Si hay una época que contribuye a llenar mi espíritu de una enorme alegría, esa es la Navidad, que hoy vivimos en todos los rincones de Pasto, luego de los difíciles momentos que nos trajo la pandemia de Covid-19.
Es algo que creo que a todos nos viene desde muy niños, cuando en inolvidables épocas pasadas por estos días, con la ayuda de nuestros padres, empezamos a escribirle las cartas al Niño Dios con la lista de los regalos que queríamos encontrar al pie del árbol de Navidad o del pesebre, en las mañanas del 25 de diciembre, que siempre resultaban esplendorosas e inolvidables.
Por eso siempre digo que entre los grandes recuerdos de mi niñez y con seguridad a muchos de mis lectores les pasa lo mismo, están los días de diciembre, preámbulo del nacimiento del Niño Dios.
La Navidad, como ahora, comenzaba el 7 de diciembre, con la noche de las velitas, en las que en honor a la Virgen prendíamos las velas multicolores en los portones de nuestras casas, con un enorme entusiasmo puesto que sabíamos que en esa fecha se abre la puerta de los alegres días por venir.
Así, desde el 7 de diciembre nos poníamos como se dice ahora, en modo Navidad y todos comenzábamos a jugar a los aguinaldos, como hablar y no contestar, palito en boca o el beso robado que era preciso para los enamorados.

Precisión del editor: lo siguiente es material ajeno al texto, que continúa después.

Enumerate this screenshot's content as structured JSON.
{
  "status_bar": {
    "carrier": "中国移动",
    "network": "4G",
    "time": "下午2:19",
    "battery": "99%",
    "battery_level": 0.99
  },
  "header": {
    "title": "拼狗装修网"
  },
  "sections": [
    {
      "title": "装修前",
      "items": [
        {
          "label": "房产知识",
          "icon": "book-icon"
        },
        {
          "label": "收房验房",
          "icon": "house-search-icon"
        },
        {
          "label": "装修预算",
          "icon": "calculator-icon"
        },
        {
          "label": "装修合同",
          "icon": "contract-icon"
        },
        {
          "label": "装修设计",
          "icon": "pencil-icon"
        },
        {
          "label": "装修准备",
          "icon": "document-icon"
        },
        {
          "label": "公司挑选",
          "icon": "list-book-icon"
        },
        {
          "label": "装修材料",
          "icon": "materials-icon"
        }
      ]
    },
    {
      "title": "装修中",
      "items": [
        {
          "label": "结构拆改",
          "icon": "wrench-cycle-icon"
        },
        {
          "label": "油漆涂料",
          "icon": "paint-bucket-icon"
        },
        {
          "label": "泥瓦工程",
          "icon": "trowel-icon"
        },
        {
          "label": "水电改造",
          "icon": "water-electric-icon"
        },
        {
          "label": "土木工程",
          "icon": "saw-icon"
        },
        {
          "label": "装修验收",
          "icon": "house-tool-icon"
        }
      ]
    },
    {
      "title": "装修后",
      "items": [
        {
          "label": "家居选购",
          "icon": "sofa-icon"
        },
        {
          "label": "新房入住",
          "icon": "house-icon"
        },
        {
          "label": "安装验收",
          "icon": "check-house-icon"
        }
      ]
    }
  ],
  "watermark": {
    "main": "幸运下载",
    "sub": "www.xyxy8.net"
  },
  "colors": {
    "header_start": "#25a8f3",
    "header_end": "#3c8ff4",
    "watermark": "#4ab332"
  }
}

Después de la noche de las velitas, el 16 de diciembre, los niños y niñas, esperábamos dichosos el comienzo de las novenas, con su “Dulce Jesús mío, mi niño adorado, ven a nuestras almas, ven no tardes tanto” y nos reíamos a carcajadas cuando la persona que leía la novena decía “Padre putativo de Jesús”, lo que con el paso de los años obligó a cambiar esa palabrita en las novenas navideñas.
Recuerdo que antes del inicio de las novenas, los niños nos dedicábamos a recoger tapas de gaseosa, a las cuales con un clavo les abríamos un hueco en la mitad, para luego meterlas en un alambre y de esta manera elaborar unas panderetas muy artesanales, pero bastante sonoras, con las que acompañamos el “Dulce Jesús mío”, mientras esperábamos que nos sirvieran la natilla, los buñuelos, las galletas y otras delicias gastronómicas con las que nos empachábamos durante 9 inolvidables noches.
Hasta que por fin llegaba la fecha anhelada, el 24 de diciembre y el esfuerzo que a altas horas de la noche hacíamos los niños para mantenernos despiertos y de esta manera “pillar” al Niño Dios en el momento en que colocaba los regalos al lado del árbol de Navidad. Pero mi hermano y yo, nunca nos pudimos mantener despiertos y mucho antes de las doce de la noche, ya dormíamos como los ‘angelitos’ que éramos en ese entonces.